I have sold a lot of legal matter management (and light matter tracking) software over the last 12 years for lots of money to corporations.

 

I also spent a lot of money buying a leading legal matter management company in 2006 while CEO of the last company I founded.

 

Senator, I served with matter management, I knew matter management, matter management was a friend of mine. Senator, matter management is not what you need! (If you understand the reference here, you’re welcome for my brilliance. If you don’t, please forgive my clumsy attempt at humor).

 

So, the truth about matter management is that it has evolved as a big container for stuff; fields and tables and labels and such. It is a big database application. And, it does a good job at collecting stuff, as long as a corporation requires it to be done and there are sufficient administrative people to accomplish it. Where matter management has squarely fallen down is on helping lawyers get much of any value out of the data. Consequently, other than docketing and calendaring information (which is normally synced with their e-mail/calendar application already), there is no good reason for a lawyer to open a matter management tool. So they don’t.

 

Many corporations have spent in excess of $1 million in the selection, purchase and implementation of a matter management system. What should have been included in these systems are tools that actually help a lawyer do a better job, achieve better outcomes, spend less money, or all of the above.

 

In short, matter management always “should” have been based on project management discipline and on helping lawyers manage the “process” of law better. It wasn’t, precisely because of the belief that legal work was special; it had to be handled differently, by experts that would not get value from routinized steps (or checklists). And while we are on the topic of legal matters, I am of the mind that we should get rid of all terms that connote that legal projects are any different than other projects.

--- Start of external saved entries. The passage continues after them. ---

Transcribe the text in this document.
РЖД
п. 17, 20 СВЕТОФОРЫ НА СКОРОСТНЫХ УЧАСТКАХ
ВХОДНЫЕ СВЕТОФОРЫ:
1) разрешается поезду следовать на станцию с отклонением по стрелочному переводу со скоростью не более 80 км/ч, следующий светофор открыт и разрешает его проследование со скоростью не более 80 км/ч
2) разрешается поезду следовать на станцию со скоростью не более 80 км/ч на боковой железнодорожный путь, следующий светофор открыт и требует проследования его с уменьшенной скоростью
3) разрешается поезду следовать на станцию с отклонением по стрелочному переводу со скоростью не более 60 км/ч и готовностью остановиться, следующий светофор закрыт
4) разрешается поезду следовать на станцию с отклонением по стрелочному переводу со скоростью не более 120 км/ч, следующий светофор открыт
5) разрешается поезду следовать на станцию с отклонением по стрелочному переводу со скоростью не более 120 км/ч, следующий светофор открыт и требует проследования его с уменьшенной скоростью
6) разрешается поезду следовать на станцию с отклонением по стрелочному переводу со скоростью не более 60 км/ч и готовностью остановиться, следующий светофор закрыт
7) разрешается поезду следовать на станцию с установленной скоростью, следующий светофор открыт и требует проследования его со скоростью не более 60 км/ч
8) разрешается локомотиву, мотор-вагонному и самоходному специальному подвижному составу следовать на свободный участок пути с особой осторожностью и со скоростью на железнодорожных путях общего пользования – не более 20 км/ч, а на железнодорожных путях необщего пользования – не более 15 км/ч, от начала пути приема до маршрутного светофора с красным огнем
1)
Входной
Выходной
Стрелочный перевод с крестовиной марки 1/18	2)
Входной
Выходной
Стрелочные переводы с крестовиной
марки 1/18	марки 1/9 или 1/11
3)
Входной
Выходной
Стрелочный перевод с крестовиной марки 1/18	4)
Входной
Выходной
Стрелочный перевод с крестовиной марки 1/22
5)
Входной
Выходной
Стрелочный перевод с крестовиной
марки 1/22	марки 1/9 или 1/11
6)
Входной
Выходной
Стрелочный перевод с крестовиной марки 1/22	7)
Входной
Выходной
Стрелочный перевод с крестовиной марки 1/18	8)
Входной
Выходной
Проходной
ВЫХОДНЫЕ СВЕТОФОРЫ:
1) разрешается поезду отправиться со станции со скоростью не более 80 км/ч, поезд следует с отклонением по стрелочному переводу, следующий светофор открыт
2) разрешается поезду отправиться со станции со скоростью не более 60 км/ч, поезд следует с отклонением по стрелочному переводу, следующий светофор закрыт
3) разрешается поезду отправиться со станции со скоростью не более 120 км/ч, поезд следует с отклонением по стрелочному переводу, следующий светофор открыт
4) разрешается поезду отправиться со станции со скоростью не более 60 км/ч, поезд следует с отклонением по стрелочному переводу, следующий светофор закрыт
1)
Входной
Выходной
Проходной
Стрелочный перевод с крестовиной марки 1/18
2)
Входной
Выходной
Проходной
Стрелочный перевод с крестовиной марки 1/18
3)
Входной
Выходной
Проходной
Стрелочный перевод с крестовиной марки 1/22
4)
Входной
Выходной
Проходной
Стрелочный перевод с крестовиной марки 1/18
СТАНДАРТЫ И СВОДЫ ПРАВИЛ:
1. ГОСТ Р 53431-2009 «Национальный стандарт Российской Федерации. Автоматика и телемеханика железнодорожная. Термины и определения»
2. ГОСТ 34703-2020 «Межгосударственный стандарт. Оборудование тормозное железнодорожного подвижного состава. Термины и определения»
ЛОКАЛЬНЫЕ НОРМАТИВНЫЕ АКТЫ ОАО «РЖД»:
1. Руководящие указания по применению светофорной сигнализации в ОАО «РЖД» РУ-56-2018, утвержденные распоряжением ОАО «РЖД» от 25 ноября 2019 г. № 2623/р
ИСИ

The more work we have done on legal project management, the more we have realized that it is almost exactly the same as project management for architects, engineers, builders, etc. So, a matter is a project. A case is a project. A deal is a project. A transaction is a project. Litigation is a special project. This will make things easier, now.

Project management is what matter management “should” have always been. Project management is process-driven, where appropriate, it is collaborative, it is work-flow and it is about planning, executing and monitoring.

Most legal matter and spend management applications today start the management of work at the receipt of the invoice. This is okay for some, I guess. After all, you can save 1 to 10% of your legal spend just by making sure that invoices comply with your business rules. But you don’t get better outcomes. You don’t get faster turnarounds. In short, you don’t get things better, faster, cheaper — just cheaper.

Here at Onit, our fundamental belief is that you have to start the management of your projects much earlier than the invoice.